Welcome to AMMSA.COM, the news archive website for our family of Indigenous news publications.

Violence against women study ongoing in North

Article Origin

Author

Karen Tallen, Raven's Eye Writer, Williams Lake

Volume

6

Issue

8

Year

2002

Page 9

First Nations women living in the Cariboo Regional District will have an opportunity to participate in a multicultural research project entitled Risk HIV/AIDS and Violence Against Women in a Rural Context.

Williams Lake Canadian Mental Health Association CMHA) employees Sheila Dick and Debra Burns and Dr. Colleen Varcoe, associate professor at the University of Victoria School of Nursing, are conducting the 17-month, $149,000 study that began Oct. 15.

Dick, member of the Shuswap nation, is working on a master's degree in education and counselling and is a CMHA counsellor for violence in relationships and sexual abuse.

Burns has a psychology degree and has done sexual assault counselling and facilitated women's employment programs.

The groundwork for the project started when a higher percentage of sexual assaults and an increase in the reported cases of HIV/AIDS in the local area identified a connection between HIV/AIDS risk, violence, and rural living.

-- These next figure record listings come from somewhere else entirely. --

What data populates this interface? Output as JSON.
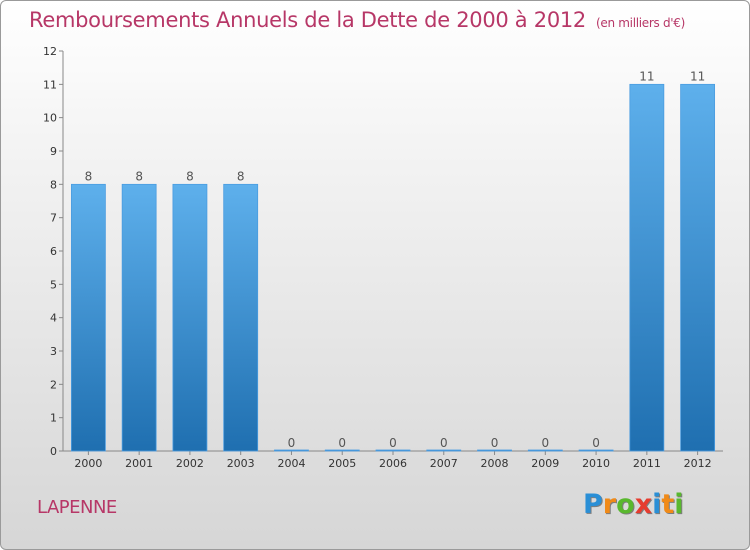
{
  "header": {
    "title": "Remboursements Annuels de la Dette de 2000 à 2012",
    "subtitle": "(en milliers d'€)"
  },
  "place": "LAPENNE",
  "logo": {
    "letters": [
      "P",
      "r",
      "o",
      "x",
      "i",
      "t",
      "i"
    ],
    "colors": [
      "#2a8fd6",
      "#f08a18",
      "#59b82e",
      "#e63c2f",
      "#2a8fd6",
      "#f08a18",
      "#59b82e"
    ]
  },
  "colors": {
    "bar_light": "#5eb0ec",
    "bar_dark": "#1f6fb0",
    "text_accent": "#b73767"
  },
  "chart_data": {
    "type": "bar",
    "categories": [
      "2000",
      "2001",
      "2002",
      "2003",
      "2004",
      "2005",
      "2006",
      "2007",
      "2008",
      "2009",
      "2010",
      "2011",
      "2012"
    ],
    "values": [
      8,
      8,
      8,
      8,
      0,
      0,
      0,
      0,
      0,
      0,
      0,
      11,
      11
    ],
    "data_labels": [
      "8",
      "8",
      "8",
      "8",
      "0",
      "0",
      "0",
      "0",
      "0",
      "0",
      "0",
      "11",
      "11"
    ],
    "yticks": [
      0,
      1,
      2,
      3,
      4,
      5,
      6,
      7,
      8,
      9,
      10,
      11,
      12
    ],
    "ylim": [
      0,
      12
    ],
    "grid": false
  }
}
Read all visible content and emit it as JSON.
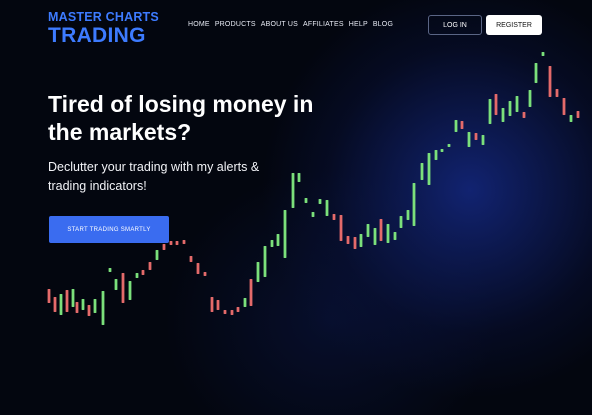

The researchers will begin by contacting 25-to-30 women willing to participate in the program. An invitation is extended in an information brochure stating "if you have lived with, or are currently living with violence and would like to participate in finding a solution to these serious issues, then we would like to hear your ideas."

Varcoe said they are "especially interested in women from reserves participating because of the unique challenges they face. First Nations women contend with more poverty, limited access to education and higher levels of violence than any other Canadians."

The women will be asked to share their expertise in understanding the problem, not the details of their personal story. Burns said, "the purpose is not to find out how many people are infected but rather to look for a relationship between violence and risk."

" We are not coming in as experts; the survivors are experts in their own lives. We will ask key questions and listen," Dick said. " We are relying on the participants to help us come up with something designed for rural women."

An interview may include questions such as: Have you ever worried about contracting HIV/AIDS? What do you think would make you feel safer? What do you feel the community could do to assist outreach workers?

Listening to first-hand responses will "put control into the hands of the people that need the help," Dick said.

Varcoe said this will help to "create something constructive from an otherwise painful experience.

" Believing their voices can be heard will empower women," Burns added, "and we will have an idea of what would make them feel safer."

The researchers said the privacy of women will be safeguarded. Interviews are confidential, and information that could identify participants will be destroyed.

Interview data will be presented to focus groups in the community. The results from each focus group will be consolidated to provide recommendations, which will be presented to the community, mental health workers and policy-makers. This is an opportunity to "make visible the futility of 'simple' HIV/AIDS prevention strategies, draw more attention to violence, its health effects and economic roots, and encourage more comprehensive approaches to harm reduction for women living with violence," said Varcoe.

Dick said "we have to be more loving and accepting by removing the stigma. That's what is exciting for me, we are opening the way for people to talk."